Pandemia: ¡tonto el último!
Aún está por escribir la historia de esos tres meses de 2020 en que la Administración se gastó 2.000 millones de euros en mascarillas. Es para preguntarse qué porcentaje es de comisiones. ¿La mitad? ¿La cuarta parte?
Estos días me entraron ganas de leer El Buscón, de Quevedo, el ambiente llevaba a ello. Me pegué una panzada a reír, pero con aprensión. Es la historia de un pícaro con ansias de ser caballero y huir de su condición que va cambiando de oficio y de señor, y acaba en la corte, en Madrid, donde se cuece todo y a uno no le conocen, para intentar medrar a base de engaños, pero siempre le sale todo mal. Aunque su padre ya le advierte: “Hijo, esto de ser ladrón, no es arte mecánica, sino liberal”. Es decir, requiere destreza intelectual. Siempre creí que dar un pelotazo tiene que ser complicado, exige conocimientos. Me imagino al Koldo este maquinando en casa: “¿Y si ponemos el piso a nombre de la niña?”. Y la mujer: “Pero si tiene dos años, ¿no canta mucho?”. Yo tal vez sobrevaloro el temor de la ley, hasta me amedrentaba no devolver rebobinadas las cintas del videoclub, pero es que siempre pienso que te van a pillar. Y, visto ahora, es que había muchas posibilidades.

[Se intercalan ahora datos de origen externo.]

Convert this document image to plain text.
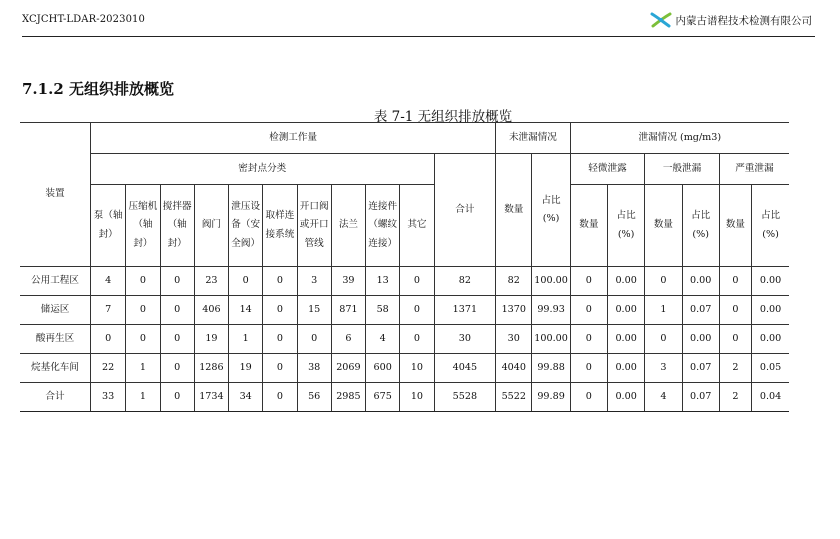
XCJCHT-LDAR-2023010	内蒙古谱程技术检测有限公司
7.1.2 无组织排放概览
表 7-1 无组织排放概览
装置	检测工作量											未泄漏情况		泄漏情况 (mg/m3)					
	密封点分类										合计	数量	占比 (%)	轻微泄露		一般泄漏		严重泄漏	
	泵（轴
封）	压缩机
（轴
封）	搅拌器
（轴
封）	阀门	泄压设
备（安
全阀）	取样连
接系统	开口阀
或开口
管线	法兰	连接件
（螺纹
连接）	其它				数量	占比 (%)	数量	占比 (%)	数量	占比 (%)
公用工程区	4	0	0	23	0	0	3	39	13	0	82	82	100.00	0	0.00	0	0.00	0	0.00
储运区	7	0	0	406	14	0	15	871	58	0	1371	1370	99.93	0	0.00	1	0.07	0	0.00
酸再生区	0	0	0	19	1	0	0	6	4	0	30	30	100.00	0	0.00	0	0.00	0	0.00
烷基化车间	22	1	0	1286	19	0	38	2069	600	10	4045	4040	99.88	0	0.00	3	0.07	2	0.05
合计	33	1	0	1734	34	0	56	2985	675	10	5528	5522	99.89	0	0.00	4	0.07	2	0.04
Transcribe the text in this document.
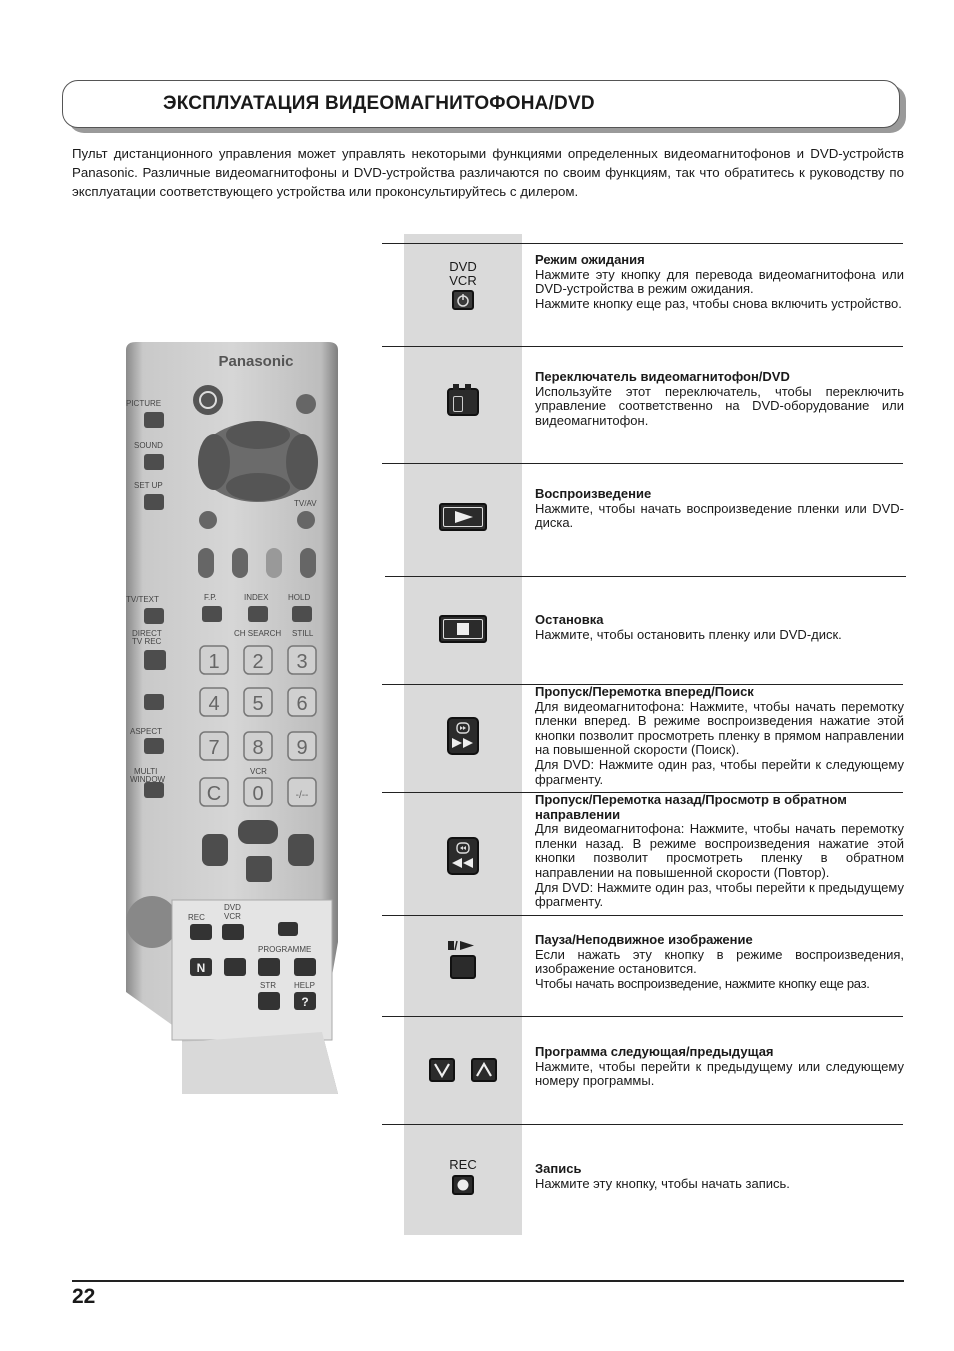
ЭКСПЛУАТАЦИЯ ВИДЕОМАГНИТОФОНА/DVD

Пульт дистанционного управления может управлять некоторыми функциями определенных видеомагнитофонов и DVD-устройств Panasonic. Различные видеомагнитофоны и DVD-устройства различаются по своим функциям, так что обратитесь к руководству по эксплуатации соответствующего устройства или проконсультируйтесь с дилером.

Panasonic
PICTURE
SOUND
SET UP
TV/TEXT
DIRECT
TV REC
ASPECT
MULTI
WINDOW
F.P.	INDEX HOLD
CH SEARCH STILL
TV/AV
VCR
1 2 3
4 5 6
7 8 9
C 0	-/--
REC
DVD
VCR
PROGRAMME
STR HELP
N
?
DVD
VCR
Режим ожидания
Нажмите эту кнопку для перевода видеомагнитофона или DVD-устройства в режим ожидания.
Нажмите кнопку еще раз, чтобы снова включить устройство.
Переключатель видеомагнитофон/DVD
Используйте этот переключатель, чтобы переключить управление соответственно на DVD-оборудование или видеомагнитофон.
Воспроизведение
Нажмите, чтобы начать воспроизведение пленки или DVD-диска.
Остановка
Нажмите, чтобы остановить пленку или DVD-диск.
Пропуск/Перемотка вперед/Поиск
Для видеомагнитофона: Нажмите, чтобы начать перемотку пленки вперед. В режиме воспроизведения нажатие этой кнопки позволит просмотреть пленку в прямом направлении на повышенной скорости (Поиск).
Для DVD: Нажмите один раз, чтобы перейти к следующему фрагменту.
Пропуск/Перемотка назад/Просмотр в обратном направлении
Для видеомагнитофона: Нажмите, чтобы начать перемотку пленки назад. В режиме воспроизведения нажатие этой кнопки позволит просмотреть пленку в обратном направлении на повышенной скорости (Повтор).
Для DVD: Нажмите один раз, чтобы перейти к предыдущему фрагменту.
Пауза/Неподвижное изображение
Если нажать эту кнопку в режиме воспроизведения, изображение остановится.
Чтобы начать воспроизведение, нажмите кнопку еще раз.

Программа следующая/предыдущая
Нажмите, чтобы перейти к предыдущему или следующему номеру программы.
REC	Запись
Нажмите эту кнопку, чтобы начать запись.
22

En lo de Koldo asombra esa parte tan fiel a la tradición. Ese personaje que atraviesa el tiempo desde el siglo XVI. No salimos de la escopeta nacional, y no es cuestión de progreso, ni hay hecho diferencial. Teníamos a Saza, como un catalán vendiendo porteros automáticos en una montería, y ahora, a un aizkolari cuyo sueño es comprarse tres pisos en Benidorm. Alguien que sale desde abajo y quiere llegar a lo más alto para fumarse un puro, como Francisco Correa que empezó de botones. El inútil que llega lejos de forma inexplicable (todos conocemos a alguien). Las grandes ocasiones que hacen pequeños ladrones, sea el AVE, la visita del Papa, o la pandemia vista como chollo. Cómo debió de ser anunciar, en pleno confinamiento: “¡Cariño, saca el champán, nos vamos a forrar!”. Ahí encerrados en casa con aquella angustia que teníamos todos, pero qué mentalidad hay que tener. Debieron de celebrarlo bajito, para que no les oyeran los vecinos.
Aún está por escribir, y lo que no sabemos, la historia de ese festival de tonto el último entre marzo y mayo de 2020, tres meses en los que la Administración se gastó 2.000 millones de euros en mascarillas. Es para preguntarse qué porcentaje es de comisiones. ¿La mitad? ¿La cuarta parte? Koldo, según el juez instructor, se llevó millón y medio, y fue el que menos de sus colegas. En la operación del hermano de Díaz Ayuso, por ejemplo, las mascarillas costaron medio millón, la empresa se llevó un millón y él, 234.000 euros. Luis Medina y Alberto Luceño, gracias a su contacto con el primo del alcalde, le vendieron al Ayuntamiento de Madrid mascarillas con el precio inflado en un 60%; los guantes, un 81%; y los tests, un 71%.
Ahora, con Ábalos, ya estamos en ese debate epistemológico de cuándo y cómo y por qué se debe dimitir. Cuando estás en eso es que ya es demasiado tarde. Será inocente, pero se trata de un tipo al que puso él. Como ya dijo Pablo Casado, en sus célebres últimas palabras, “la cuestión es si es entendible que el 1 de abril, cuando morían en España 700 personas, se puede contratar…”. Quizá no es el mejor ejemplo, porque los suyos ya le hicieron ver que sí lo entendían, pero ustedes ya me entienden. Ábalos dice que no se va porque para defenderse necesita “una tribuna pública”. Hombre, es que no está para eso, ya se defiende mejor en la tele. Si se debate el plan hidrológico él no va a salir por el grupo mixto para insistir en que ha llegado solo, en su coche. Y no siempre uno se convierte en un apestado. Tito Berni, por ejemplo, se ha reinventado como exitoso empresario de quesos, aunque eso algún aroma sí que debe de tener.